Mekkelilerin heyecanlı bekleyişleri ve meraklı bakışlarının sonunda Harem-i Şerif’e ilk giren Muhammed aleyhisselam oldu. Onun gelişi tüm Kureyşlileri son derece memnun etti. İnsanlar sevinçlerini: “İşte güvenilir kişi, el-Emin geldi! Biz onun vereceği karara seve seve razı oluruz.” diyerek ifade ediyorlardı.[15]
Durumu öğrenen Nebiyyi Muhterem Efendimiz üzerindeki ridasını çıkararak yere serdi. Haceru’l- Esved’i, ridasının üzerine koyduktan sonra her kabileden bir temsilci çağırdı ve onlara elbisenin birer ucundan tutarak Haceru’l Esved’i yukarı kaldırmalarını söyledi. Daha sonra bizzat kendisi mübarek taşı yerine koydu.[16] Efendimiz bu davranışıyla kabileler arasında çıkabilecek muhtemel bir savaşı önlemiş, uzun yıllar sürebilecek kan davalarına mâni olmuştu. Muhammedü’l-Emin’e hayran olan halkın, O’na olan sevgi ve muhabbeti ise kat be kat artmıştı.
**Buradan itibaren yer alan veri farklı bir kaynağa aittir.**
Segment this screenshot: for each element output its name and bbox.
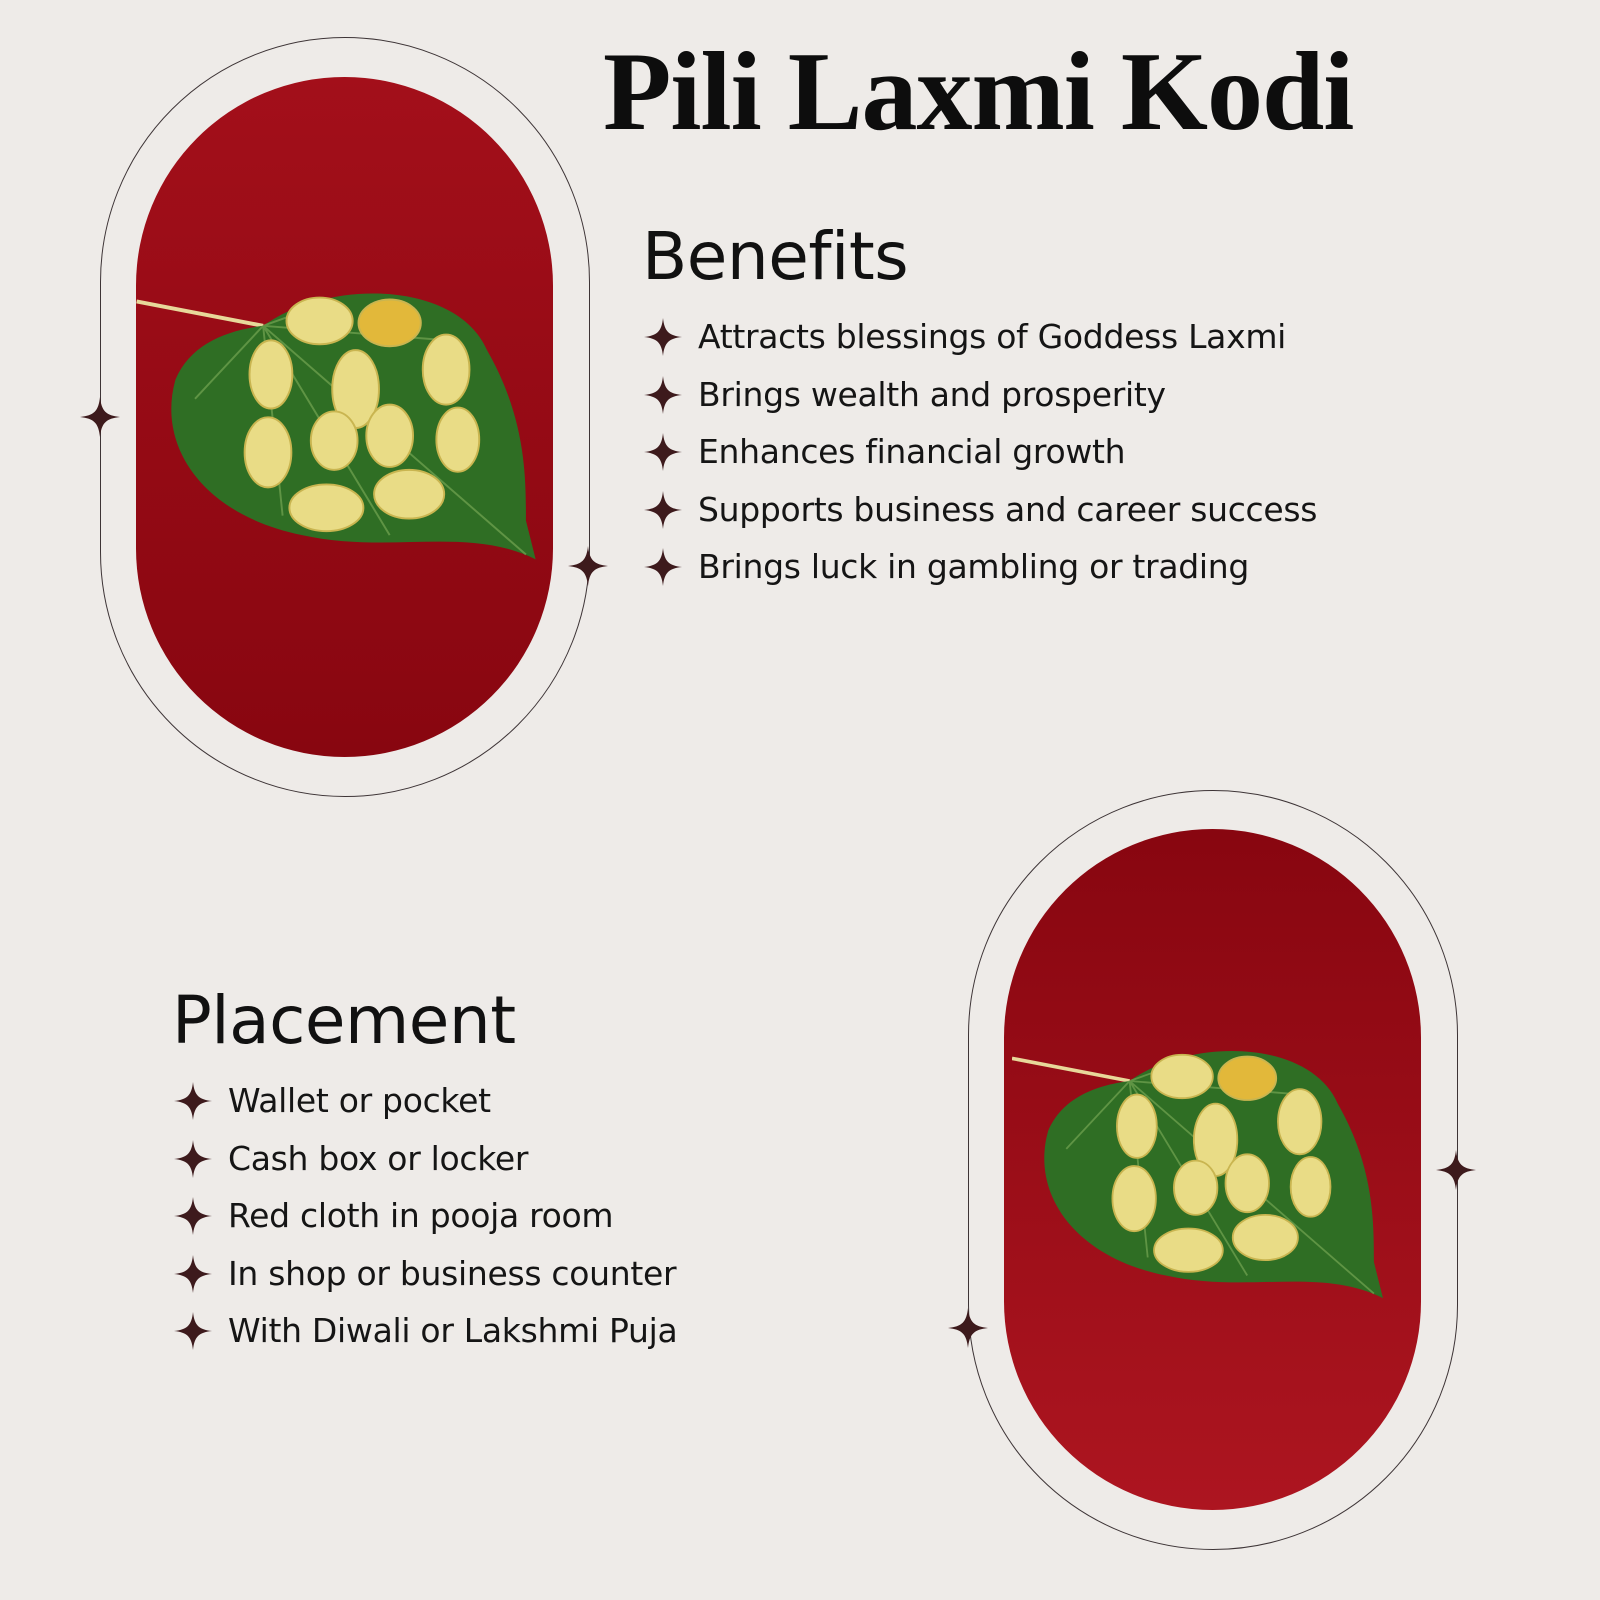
sparkle-icon xyxy=(644,376,682,414)
list-item: Cash box or locker xyxy=(174,1130,677,1188)
sparkle-icon xyxy=(1436,1150,1476,1190)
list-item: Wallet or pocket xyxy=(174,1072,677,1130)
sparkle-icon xyxy=(174,1312,212,1350)
benefits-list: Attracts blessings of Goddess Laxmi Brin… xyxy=(644,308,1317,596)
list-item: Red cloth in pooja room xyxy=(174,1187,677,1245)
benefits-heading: Benefits xyxy=(642,218,909,295)
sparkle-icon xyxy=(174,1140,212,1178)
sparkle-icon xyxy=(948,1308,988,1348)
sparkle-icon xyxy=(568,546,608,586)
list-item: Enhances financial growth xyxy=(644,423,1317,481)
list-item: In shop or business counter xyxy=(174,1245,677,1303)
sparkle-icon xyxy=(644,491,682,529)
sparkle-icon xyxy=(644,318,682,356)
sparkle-icon xyxy=(174,1197,212,1235)
page-title: Pili Laxmi Kodi xyxy=(603,30,1354,154)
product-image-top xyxy=(136,77,553,757)
sparkle-icon xyxy=(644,433,682,471)
sparkle-icon xyxy=(644,548,682,586)
list-item: Supports business and career success xyxy=(644,481,1317,539)
sparkle-icon xyxy=(174,1255,212,1293)
list-item: Attracts blessings of Goddess Laxmi xyxy=(644,308,1317,366)
placement-list: Wallet or pocket Cash box or locker Red … xyxy=(174,1072,678,1360)
list-item: Brings wealth and prosperity xyxy=(644,366,1317,424)
list-item: Brings luck in gambling or trading xyxy=(644,538,1317,596)
sparkle-icon xyxy=(174,1082,212,1120)
product-image-bottom xyxy=(1004,829,1421,1510)
placement-heading: Placement xyxy=(172,982,516,1059)
list-item: With Diwali or Lakshmi Puja xyxy=(174,1302,678,1360)
sparkle-icon xyxy=(80,397,120,437)
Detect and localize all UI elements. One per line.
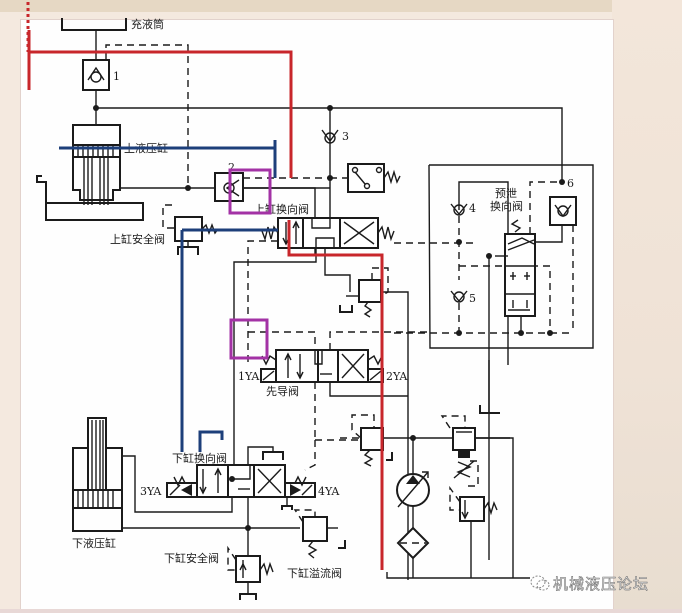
fill-tank (61, 18, 127, 31)
sequence-valve (449, 485, 498, 578)
solenoid-4ya-label: 4YA (318, 485, 340, 498)
blue-annotation-path (59, 140, 278, 452)
lower-cylinder (72, 417, 123, 532)
background-right-panel (612, 0, 682, 613)
component-number-5: 5 (469, 292, 476, 305)
purple-highlight-boxes (228, 168, 272, 360)
lower-directional-valve (166, 446, 316, 510)
background-top-strip (0, 0, 682, 12)
solenoid-2ya-label: 2YA (386, 370, 408, 383)
check-valve-1 (82, 59, 110, 91)
background-bottom-strip (0, 609, 682, 613)
upper-cylinder (36, 124, 144, 221)
check-valve-4 (450, 203, 468, 216)
pilot-valve-label: 先导阀 (266, 384, 299, 398)
component-number-4: 4 (469, 202, 476, 215)
red-annotation-path (26, 2, 384, 570)
pre-relief-valve-label-2: 换向阀 (490, 199, 523, 213)
pressure-switch (347, 163, 401, 193)
solenoid-1ya-label: 1YA (238, 370, 260, 383)
component-number-6: 6 (567, 177, 574, 190)
variable-pump (396, 471, 430, 508)
component-number-1: 1 (113, 70, 120, 83)
lower-directional-valve-label: 下缸换向阀 (172, 451, 227, 465)
lower-safety-valve-label: 下缸安全阀 (164, 551, 219, 565)
lower-overflow-valve (293, 509, 346, 559)
pressure-regulator (440, 415, 479, 487)
upper-directional-valve (261, 217, 395, 249)
upper-safety-valve-label: 上缸安全阀 (110, 232, 165, 246)
check-valve-3 (321, 129, 339, 144)
watermark-text: 机械液压论坛 (553, 575, 650, 594)
check-valve-5 (450, 290, 468, 303)
filter (396, 526, 430, 560)
pre-relief-valve-label-1: 预泄 (495, 187, 517, 200)
check-valve-6 (549, 196, 577, 226)
solenoid-3ya-label: 3YA (140, 485, 162, 498)
pilot-valve (260, 349, 384, 383)
fill-tank-label: 充液筒 (131, 17, 164, 31)
upper-relief-valve (339, 267, 409, 580)
pre-relief-module: 4 5 (394, 164, 594, 560)
lower-overflow-valve-label: 下缸溢流阀 (287, 566, 342, 580)
lower-cylinder-label: 下液压缸 (72, 536, 116, 550)
component-number-2: 2 (228, 161, 235, 174)
component-number-3: 3 (342, 130, 349, 143)
wechat-icon (530, 575, 550, 591)
lower-safety-valve (227, 545, 274, 600)
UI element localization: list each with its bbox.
Allah Rasûlü’nün risaletle görevlendirilmesinden sadece beş yıl kadar önce meydana gelen bu hadise, O’nun Kureyş toplumu içerisindeki üstün konumunu, insanlar arasında nasıl bir sevgiye ve güvene mazhar olduğunu açık bir şekilde göstermektedir. Cahiliye bataklığına saplanmış, tevhid akidesinden uzak kalmış ve ahlaki değerlerini yitirmiş bir toplumun içerisinde tertemiz kalan; güzel ahlakına, doğruluk ve iffetine tüm toplumun şehadet ettiği Nebi aleyhisselam bu haliyle bizler için ne güzel bir örnektir.
Emin Bir Ümmet
Cahiliye toplumunun müşriklerine bile sonsuz güven hissi veren, ona iman etmeyenlerin dahi değerli eşyalarını gönül huzuru içinde kendisine emanet ettikleri Yüce Efendimizin ümmeti, bugün maalesef büyük bir güven bunalımı yaşamaktadır. “Sakın kimseye hatta babana bile güvenme.” düşüncesi, ümmetin büyük çoğunluğunu esir almış hâldedir. Yeryüzüne hakkı, adaleti, sevgiyi ve barışı hâkim kılma iddiasında olan Müslümanların daha kendi aralarında bile güven ve sevgi ortamını oluşturamamış olmaları, insanların adi menfaatler uğruna kardeşlerine ihanet etmeleri hâlimizin ne kadar acı olduğunu göstermektedir.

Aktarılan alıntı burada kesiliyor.